- Broad View Ranch Historic District
- U.S. National Register of Historic Places
- U.S. Historic district
- Location: 4324 180th St.
- Nearest city: Sheldon, Iowa
- Coordinates: 43°16′33″N 95°54′01″W﻿ / ﻿43.27583°N 95.90028°W
- Area: 39 acres (16 ha)
- MPS: Historic Farmsteads of Lyon County MPS
- NRHP reference No.: 94001137
- Added to NRHP: September 23, 1994

= Broad View Ranch Historic District =

Historic district in Iowa, United States

The Broad View Ranch Historic District is a nationally recognized agricultural historic district located northwest of Sheldon, Iowa, United States. It was listed on the National Register of Historic Places in 1994. At the time of its nomination, it contained 19 resources, which included nine contributing buildings, one contributing site, four contributing structures, and two non-contributing structures.

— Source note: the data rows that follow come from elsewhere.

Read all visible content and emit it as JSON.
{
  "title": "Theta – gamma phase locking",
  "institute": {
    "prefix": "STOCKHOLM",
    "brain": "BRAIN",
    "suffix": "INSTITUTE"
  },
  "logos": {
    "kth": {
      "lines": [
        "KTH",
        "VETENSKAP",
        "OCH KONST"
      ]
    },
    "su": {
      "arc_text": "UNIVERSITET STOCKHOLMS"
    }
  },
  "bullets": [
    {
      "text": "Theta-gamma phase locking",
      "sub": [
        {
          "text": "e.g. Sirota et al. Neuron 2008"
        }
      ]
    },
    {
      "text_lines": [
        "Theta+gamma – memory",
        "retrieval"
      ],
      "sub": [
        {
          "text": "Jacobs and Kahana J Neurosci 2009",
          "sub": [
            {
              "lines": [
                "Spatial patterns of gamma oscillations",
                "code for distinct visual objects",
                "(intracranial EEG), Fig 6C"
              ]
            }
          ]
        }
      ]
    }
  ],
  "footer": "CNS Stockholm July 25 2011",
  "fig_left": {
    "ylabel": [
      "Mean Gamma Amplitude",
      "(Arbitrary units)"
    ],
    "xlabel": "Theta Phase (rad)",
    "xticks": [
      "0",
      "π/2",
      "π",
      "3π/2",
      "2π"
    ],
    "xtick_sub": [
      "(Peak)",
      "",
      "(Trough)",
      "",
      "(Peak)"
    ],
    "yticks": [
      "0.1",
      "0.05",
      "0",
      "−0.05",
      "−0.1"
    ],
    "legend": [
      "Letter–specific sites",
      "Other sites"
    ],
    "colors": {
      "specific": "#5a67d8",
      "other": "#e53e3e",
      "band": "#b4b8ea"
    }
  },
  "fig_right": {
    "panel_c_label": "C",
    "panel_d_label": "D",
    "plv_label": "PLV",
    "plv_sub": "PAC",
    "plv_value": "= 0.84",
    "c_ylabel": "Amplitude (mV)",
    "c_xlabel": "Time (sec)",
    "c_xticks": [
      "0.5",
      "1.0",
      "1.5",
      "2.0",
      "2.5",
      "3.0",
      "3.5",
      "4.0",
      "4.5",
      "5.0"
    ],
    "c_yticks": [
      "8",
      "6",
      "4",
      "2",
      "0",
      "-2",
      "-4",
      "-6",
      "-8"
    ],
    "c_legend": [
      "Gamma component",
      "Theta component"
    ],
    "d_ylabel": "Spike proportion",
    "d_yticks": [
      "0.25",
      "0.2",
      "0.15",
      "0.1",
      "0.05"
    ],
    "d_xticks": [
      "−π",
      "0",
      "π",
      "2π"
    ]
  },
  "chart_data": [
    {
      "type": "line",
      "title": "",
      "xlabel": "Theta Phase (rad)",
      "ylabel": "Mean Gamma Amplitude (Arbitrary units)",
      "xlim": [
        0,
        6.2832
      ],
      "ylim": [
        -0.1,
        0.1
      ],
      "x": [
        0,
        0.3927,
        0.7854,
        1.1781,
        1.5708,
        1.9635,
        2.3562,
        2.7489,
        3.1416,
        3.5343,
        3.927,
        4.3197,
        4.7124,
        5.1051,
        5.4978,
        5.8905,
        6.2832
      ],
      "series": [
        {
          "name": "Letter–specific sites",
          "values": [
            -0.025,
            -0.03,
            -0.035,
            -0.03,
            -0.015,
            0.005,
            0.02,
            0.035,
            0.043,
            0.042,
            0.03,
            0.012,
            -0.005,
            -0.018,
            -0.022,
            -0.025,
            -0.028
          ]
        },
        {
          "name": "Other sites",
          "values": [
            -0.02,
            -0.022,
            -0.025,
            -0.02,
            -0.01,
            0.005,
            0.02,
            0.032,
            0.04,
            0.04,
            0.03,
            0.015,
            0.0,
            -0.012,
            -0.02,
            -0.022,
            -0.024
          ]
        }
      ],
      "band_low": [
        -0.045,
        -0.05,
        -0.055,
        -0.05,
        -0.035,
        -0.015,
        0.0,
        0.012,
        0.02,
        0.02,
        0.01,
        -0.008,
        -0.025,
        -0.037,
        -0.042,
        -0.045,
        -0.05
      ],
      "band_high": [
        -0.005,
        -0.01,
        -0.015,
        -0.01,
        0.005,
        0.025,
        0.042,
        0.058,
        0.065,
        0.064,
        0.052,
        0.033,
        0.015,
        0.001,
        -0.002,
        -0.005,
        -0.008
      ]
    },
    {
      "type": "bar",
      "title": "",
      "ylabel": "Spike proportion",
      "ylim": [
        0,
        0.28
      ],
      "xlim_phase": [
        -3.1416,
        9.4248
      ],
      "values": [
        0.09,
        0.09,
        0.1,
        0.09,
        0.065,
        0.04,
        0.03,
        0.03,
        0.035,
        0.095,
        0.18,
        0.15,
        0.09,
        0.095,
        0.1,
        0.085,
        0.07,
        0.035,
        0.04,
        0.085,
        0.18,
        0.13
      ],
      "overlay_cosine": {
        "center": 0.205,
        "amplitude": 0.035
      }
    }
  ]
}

Charles F. Peters was a native of Prussia who immigrated to the United States in 1868 at 18 years old. He bought his first quarter section of land in Lyon County in 1882, and began a cattle operation. Initially, his cattle grazed freely on unoccupied land, but as the county became more populated, he acquired two more sections. Eventually, his land holdings grew to 1200 acre. He constructed buildings for his operations, including the 1889 main barn, the cattle barn, silo barn, and granary all constructed in 1890. He built his Italianate house in 1896, which has been significantly altered in subsequent years. Other domestic structures included buildings to store coal, ice, and house laying hens. A grove of hardwoods that was planted on the north and west edges of the farmstead forming a wind break is a contributing site. The ranch remains in the Peters family.